The Kompeliens stayed with Don Richards at his home in Minneota this past week. Richards was a good friend of Don Kompelien when their farmsites were close by.
"It's nice to come back home," said Hildegard, now 88 years old. "We go back out and look at the old farmplace. We had a lot of fond memories there. I would think to myself 'We did this here and we did that there'. I could see all through the years."
Because she was an only child, it was hard for Hildegard and her parents when she left Germany.
"So in 1957 we sent for my folks to come to the United States," Hildegard said with a wide smile. "They lived in Sioux City (Iowa) until my father retired and then they came and lived next to us."
Hildegard's parents are buried next to Don and his parents in the Hope Lutheran Cemetery.

Back to Berlin
Hildegard and Don made a trip back to Berlin in the 1980s and were pleased to be able to see it without the sights and sounds of war all around.
But the trip also triggered Hildegard's memory of living there as a young girl.
"Life under dictatorship is a life of survival," she said, when asked what it was like living there in the war years of 1939 to 1945. "But it was almost tougher after the war. Everything was damaged. If you needed wood for a fire to cook with or to keep warm, you could just go out in the street and find it everywhere."
Hildegard recalls hearing air raid sirens going off all the time when she was a young girl.
"That was just normal life. We just tried to stay alive," she said. "When we lived in the inner city, my parents were afraid something might happen to me. So they sent me to live with my grandmother who lived on the outskirts."
The apartment building they lived in suffered damage during the war, but her parents weren't hurt.
"There are certain events that I will remember forever," Hildegard said. "The German Army was in the inner city for the last battle and we were in the basement. For about one hour, there was total silence.

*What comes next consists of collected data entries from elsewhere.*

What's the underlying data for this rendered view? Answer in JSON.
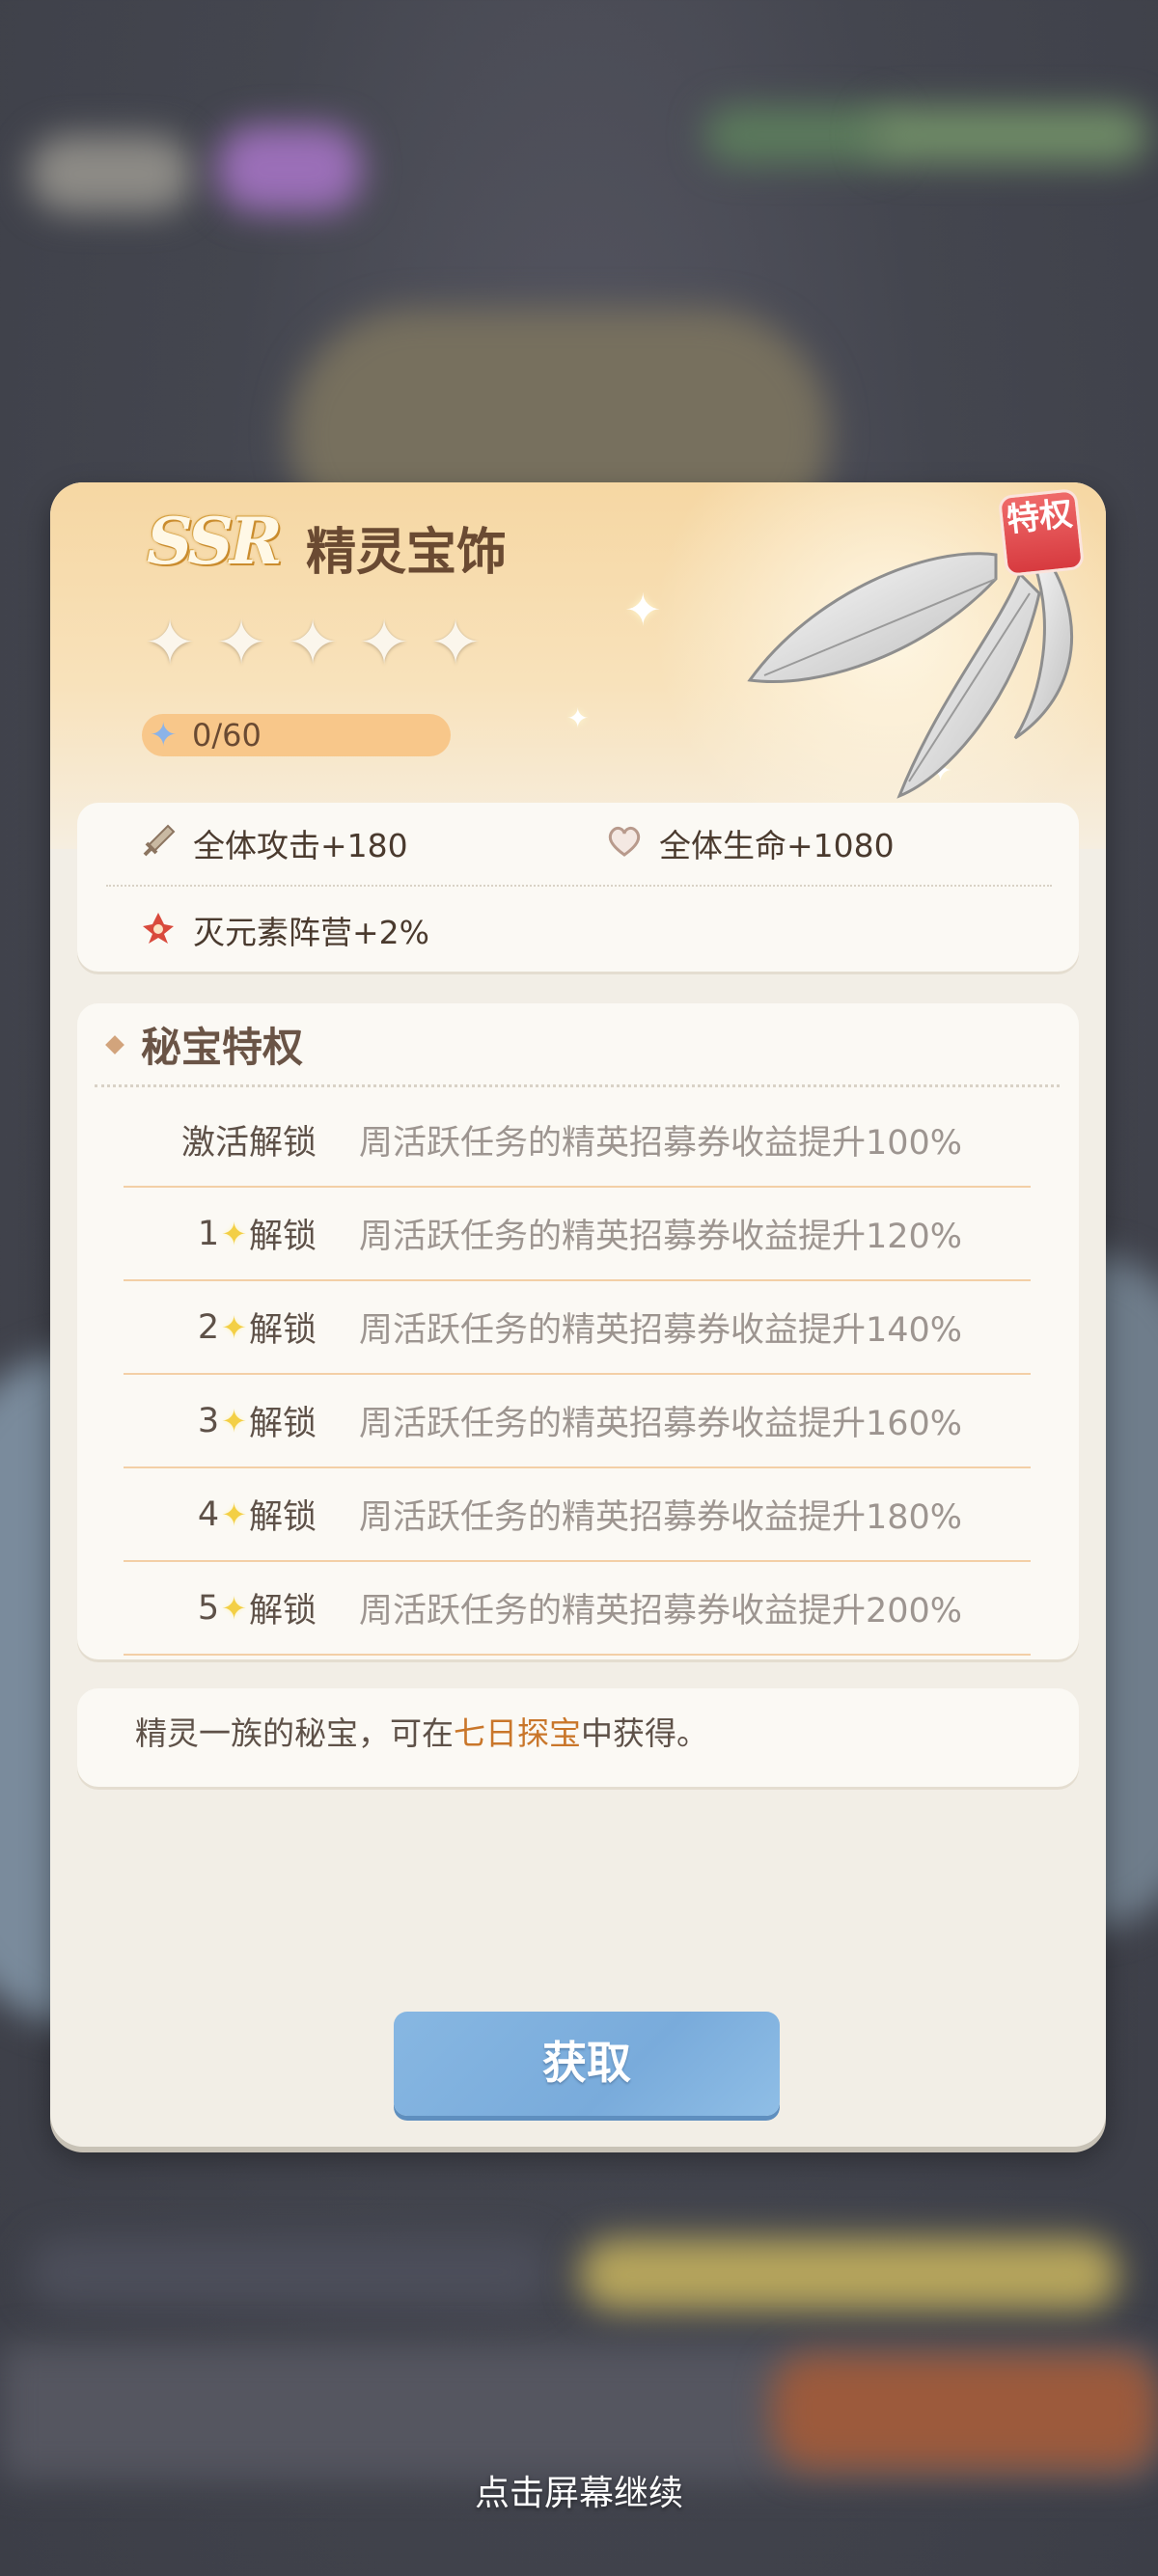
{
  "item": {
    "rarity": "SSR",
    "name": "精灵宝饰",
    "tag": "特权",
    "star_count": 5,
    "progress_text": "0/60",
    "progress_fraction": 0
  },
  "stats": {
    "attack": "全体攻击+180",
    "hp": "全体生命+1080",
    "faction": "灭元素阵营+2%"
  },
  "privilege": {
    "title": "秘宝特权",
    "rows": [
      {
        "level": "",
        "unlock": "激活解锁",
        "desc": "周活跃任务的精英招募券收益提升100%"
      },
      {
        "level": "1",
        "unlock": "解锁",
        "desc": "周活跃任务的精英招募券收益提升120%"
      },
      {
        "level": "2",
        "unlock": "解锁",
        "desc": "周活跃任务的精英招募券收益提升140%"
      },
      {
        "level": "3",
        "unlock": "解锁",
        "desc": "周活跃任务的精英招募券收益提升160%"
      },
      {
        "level": "4",
        "unlock": "解锁",
        "desc": "周活跃任务的精英招募券收益提升180%"
      },
      {
        "level": "5",
        "unlock": "解锁",
        "desc": "周活跃任务的精英招募券收益提升200%"
      }
    ]
  },
  "source": {
    "prefix": "精灵一族的秘宝，可在",
    "highlight": "七日探宝",
    "suffix": "中获得。"
  },
  "button": {
    "get": "获取"
  },
  "footer": {
    "continue": "点击屏幕继续"
  },
  "colors": {
    "header": "#f6d7a3",
    "highlight": "#c9762a",
    "button": "#87b7e2",
    "tag": "#d73a3f",
    "unlock_star": "#f3cf45"
  },
  "icons": {
    "attack": "sword-icon",
    "hp": "heart-icon",
    "faction": "faction-emblem-icon",
    "star": "star-icon",
    "progress": "puzzle-star-icon"
  }
}
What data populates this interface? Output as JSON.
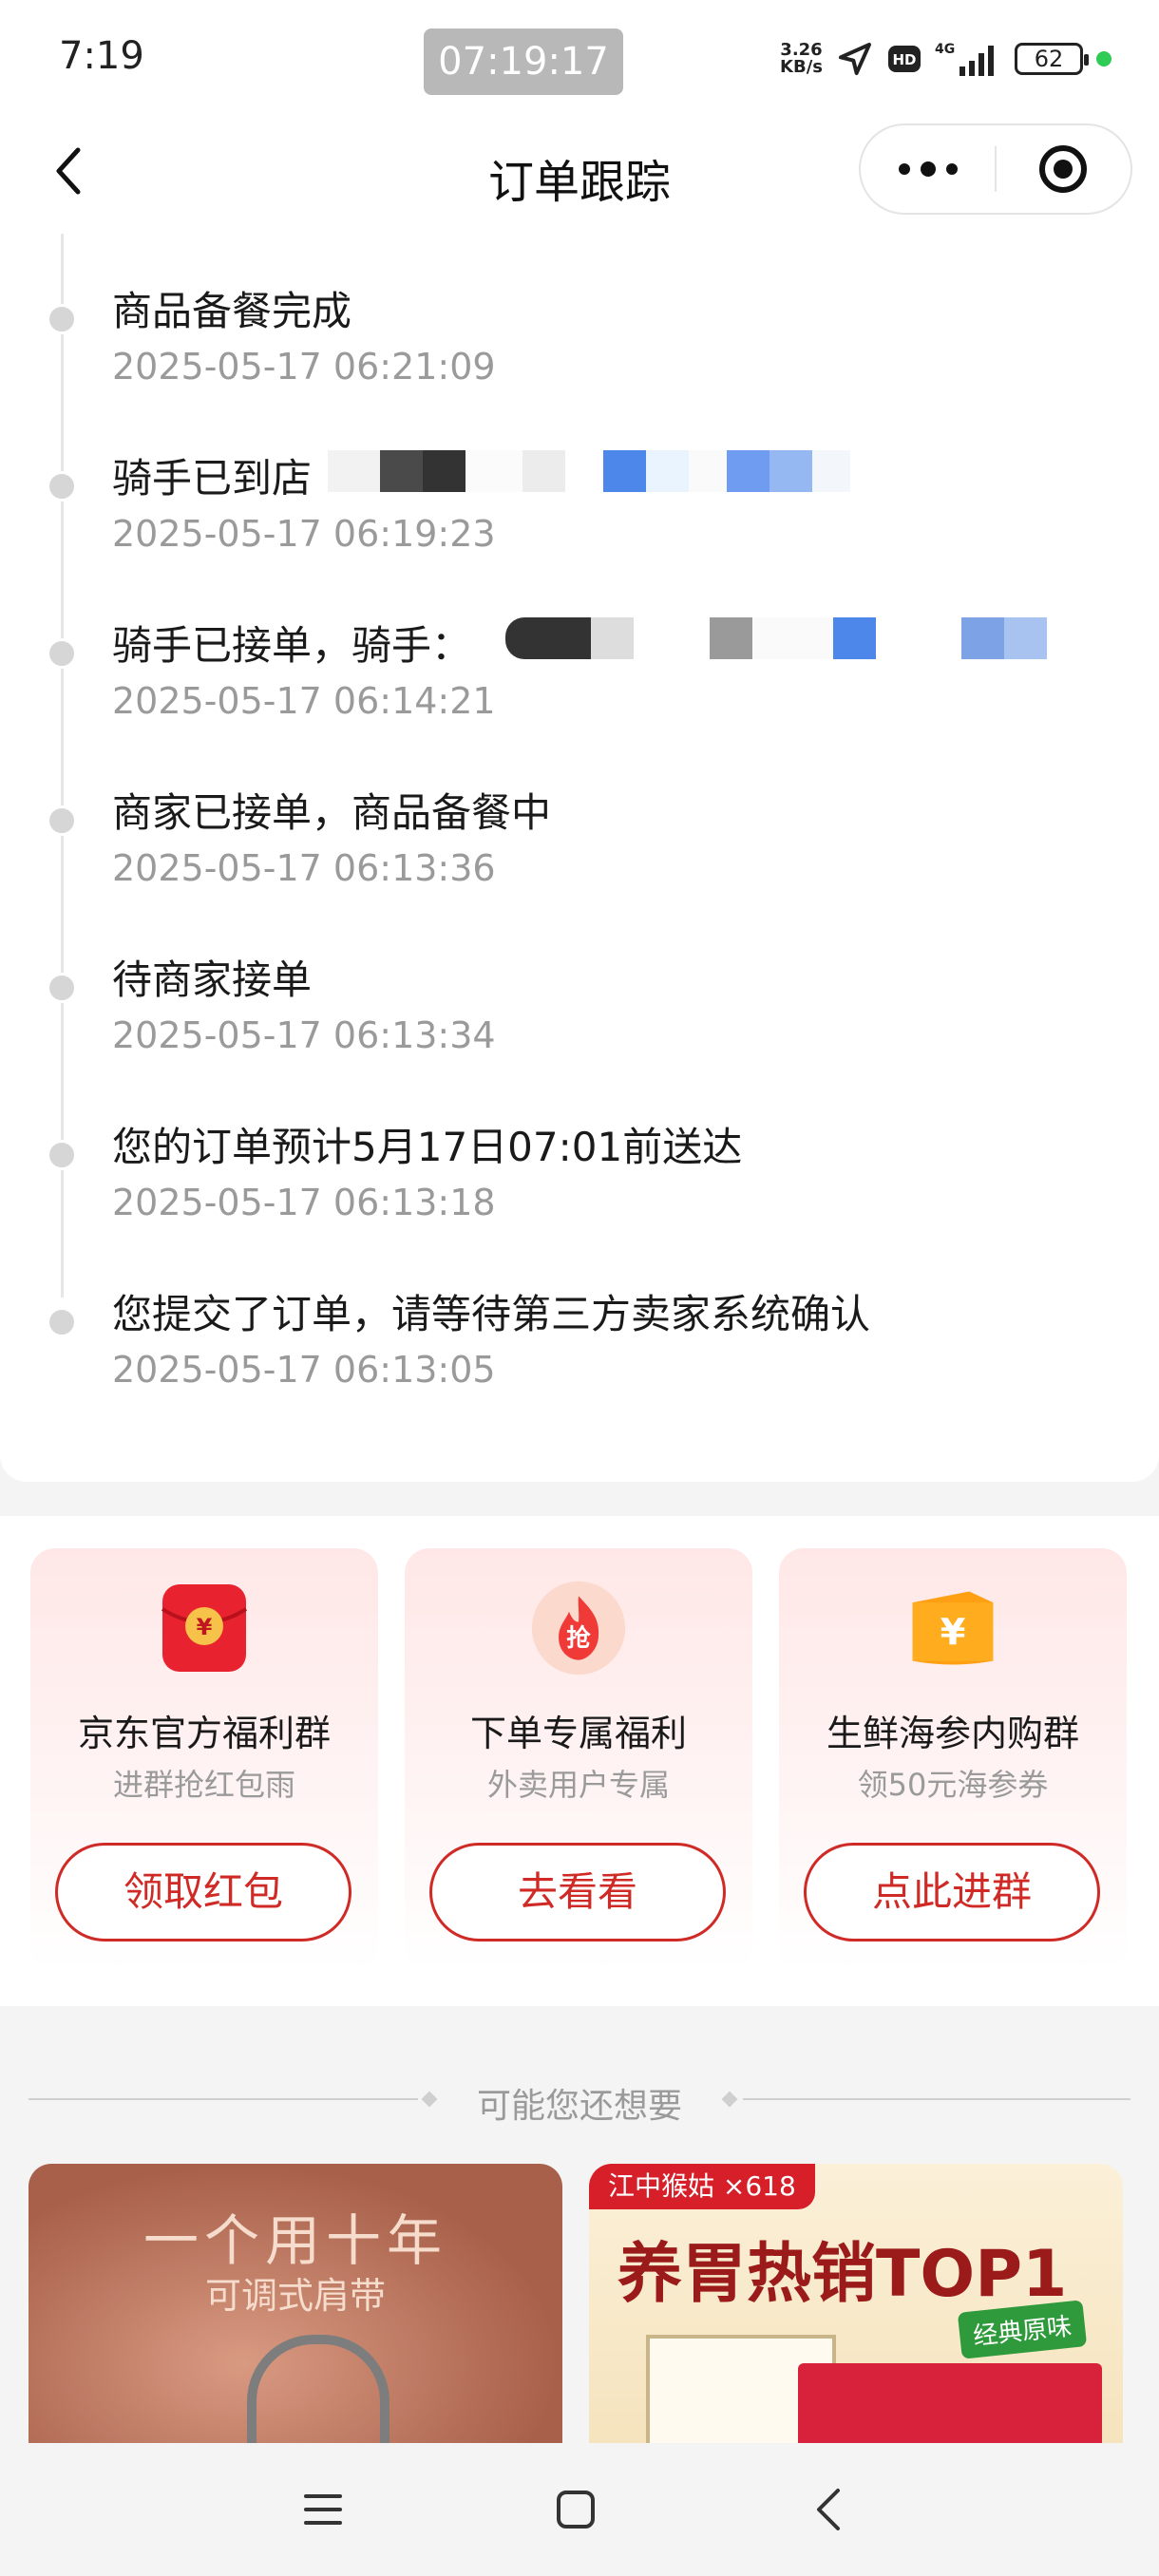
{
  "status_bar": {
    "time": "7:19",
    "clock_pill": "07:19:17",
    "net_speed_value": "3.26",
    "net_speed_unit": "KB/s",
    "battery": "62",
    "icons": [
      "location-arrow-icon",
      "hd-icon",
      "signal-4g-icon",
      "battery-icon",
      "active-dot"
    ]
  },
  "nav": {
    "title": "订单跟踪",
    "back_icon": "chevron-left-icon",
    "more_icon": "more-dots-icon",
    "close_icon": "target-close-icon"
  },
  "timeline": [
    {
      "title": "商品备餐完成",
      "time": "2025-05-17 06:21:09"
    },
    {
      "title": "骑手已到店",
      "time": "2025-05-17 06:19:23"
    },
    {
      "title": "骑手已接单，骑手：",
      "time": "2025-05-17 06:14:21"
    },
    {
      "title": "商家已接单，商品备餐中",
      "time": "2025-05-17 06:13:36"
    },
    {
      "title": "待商家接单",
      "time": "2025-05-17 06:13:34"
    },
    {
      "title": "您的订单预计5月17日07:01前送达",
      "time": "2025-05-17 06:13:18"
    },
    {
      "title": "您提交了订单，请等待第三方卖家系统确认",
      "time": "2025-05-17 06:13:05"
    }
  ],
  "promos": [
    {
      "icon": "red-envelope-yen-icon",
      "title": "京东官方福利群",
      "subtitle": "进群抢红包雨",
      "button": "领取红包"
    },
    {
      "icon": "grab-flame-icon",
      "icon_text": "抢",
      "title": "下单专属福利",
      "subtitle": "外卖用户专属",
      "button": "去看看"
    },
    {
      "icon": "yen-ticket-icon",
      "title": "生鲜海参内购群",
      "subtitle": "领50元海参券",
      "button": "点此进群"
    }
  ],
  "suggest": {
    "heading": "可能您还想要",
    "products": [
      {
        "line1": "一个用十年",
        "line2": "可调式肩带"
      },
      {
        "tag": "江中猴姑 ×618",
        "headline": "养胃热销TOP1",
        "badge": "经典原味"
      }
    ]
  },
  "bottom_nav": [
    "menu-icon",
    "home-square-icon",
    "back-triangle-icon"
  ],
  "colors": {
    "accent": "#cf2a25",
    "dot_gray": "#d6d6d6",
    "time_gray": "#9a9a9a"
  }
}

"The first thing we heard after the silence were the church bells ringing. That meant the Russian Army was coming. We heard the first tank coming and from then on it was a wild ride."
Hildegard and her parents and grandparents went and hid inside haystacks on the outside of town for three days.
"My precious old grandma, Oma, would walk into town and cook some food and bring it back for us," Hildegard remembers. "They left her alone because she was old and she spoke Russian."
Hildegard's father was drafted when he was 40 years old and was in charge of chauffeuring officers, He was captured by the English and then turned over the French where he spent a few years in a prison camp in France.
"My mother was a letter carrier and I lived with her in Berlin while we waited for my father to return," Hildegard said. "We first heard he was alive when we received a post card from the Red Cross."
Hildegard's father was eventually released from prison and reunited with his wife and daughter. And it wasn't long after that Don came to Germany and took her away from the war-ravaged city.